Grisette (meaning ‘little grey one’), emerged in the Hainaut province of Belgium during the 18th century, just as the Industrial Revolution was picking up steam. Industrial towns dedicated to the expanding Belgian mining industry were growing in number and scale. Three of the largest were in Hainaut province. With this rapid urban and industrial growth came changes in how people produced and consumed beer. Grisette was one such example.

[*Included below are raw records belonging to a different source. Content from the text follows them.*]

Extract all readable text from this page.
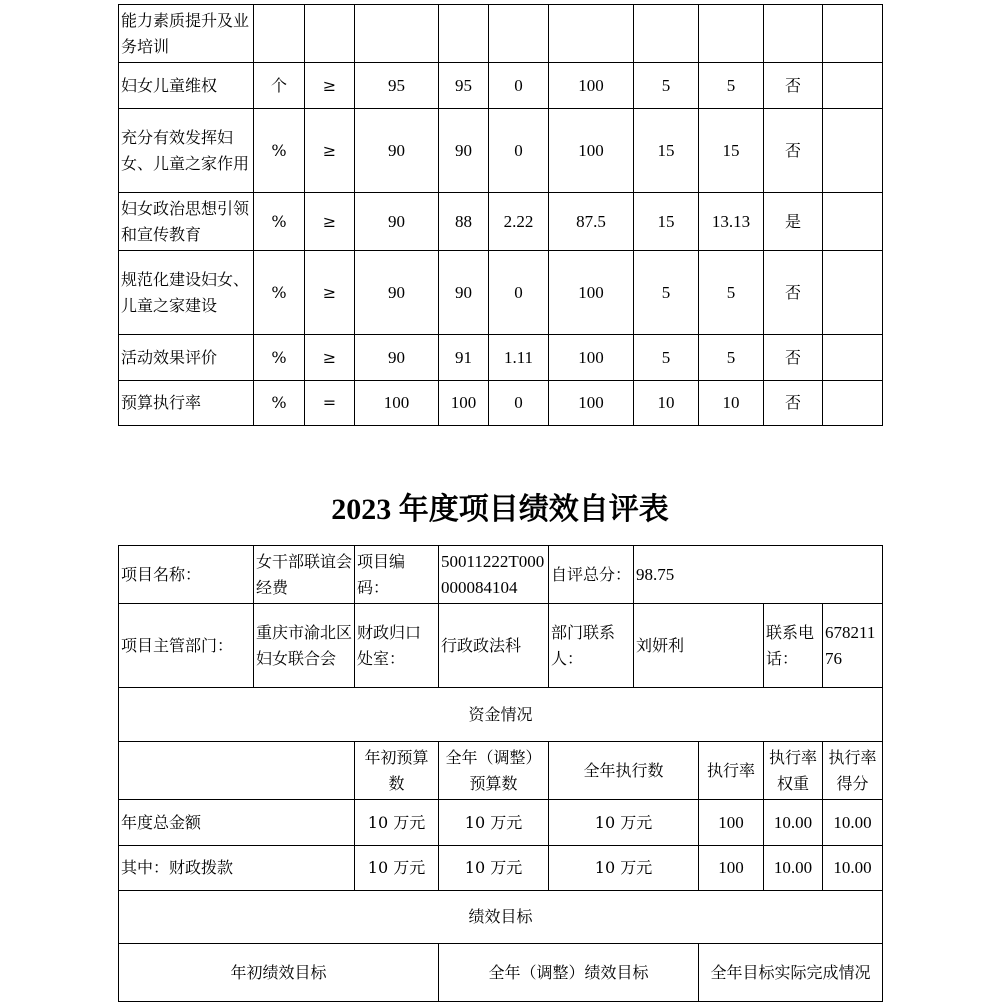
能力素质提升及业务培训										
妇女儿童维权	个	≥	95	95	0	100	5	5	否	
充分有效发挥妇女、儿童之家作用	%	≥	90	90	0	100	15	15	否	
妇女政治思想引领和宣传教育	%	≥	90	88	2.22	87.5	15	13.13	是	
规范化建设妇女、儿童之家建设	%	≥	90	90	0	100	5	5	否	
活动效果评价	%	≥	90	91	1.11	100	5	5	否	
预算执行率	%	=	100	100	0	100	10	10	否	
2023 年度项目绩效自评表
项目名称：	女干部联谊会经费	项目编码：	50011222T000000084104	自评总分：	98.75			
项目主管部门：	重庆市渝北区妇女联合会	财政归口处室：	行政政法科	部门联系人：	刘妍利		联系电话：	67821176
资金情况								
		年初预算数	全年（调整）预算数	全年执行数		执行率	执行率权重	执行率得分
年度总金额		10 万元	10 万元	10 万元		100	10.00	10.00
其中：财政拨款		10 万元	10 万元	10 万元		100	10.00	10.00
绩效目标								
年初绩效目标			全年（调整）绩效目标			全年目标实际完成情况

The new style echoed the changing landscape of Belgian society, work, and palates. Saison style beers had been one of the more popular styles in the region prior to grisette. Saisons were brewed by farmers using ingredients available to them as a means of refreshing (and partly to pay) their seasonal workers. Grisettes, however, rather than being brewed by farmers during the winter, were generally brewed by career brewers in dedicated breweries. The style marked a trend towards “cleaner” beers that were less influenced by the varied ingredients and brewing methods used to brew saison. Despite this, grisette was generally brewed as a mixed culture beer, but as it was meant to be consumed soon after brewing, the funk typically never had time to become present.

So, what can you expect from a bottle of grisette? First and foremost, this beer is intended as a thirst quencher. It had to be for the thousands of miners who relied on it. You can expect gentle bitterness, mellow sweetness, floral character, subtle earthiness, and a dry finish. Hops tend to be noticeable on the nose and palate. In appearance it can range from gold, to very pale straw, and occasionally light brown. The alcohol content can be low to relatively high, anywhere between about 3% and 7%.

For the ultimate grisette experience I highly recommend the aptly named Grisette or It’s Spelt Grisette from Craftwork Brewery in Oamaru. Subtle citrus, sweet fruits, and earthy character mix together with hints of Belgian yeast and muted spices. Next stop would be North End’s Grisette Brett Reserve, bottle conditioned with brettanomyces yeast that results in a refreshing and complex flavour profile. Finish with a taste of Panhead’s Heart of Gold, a classic grisette with a saffron twist.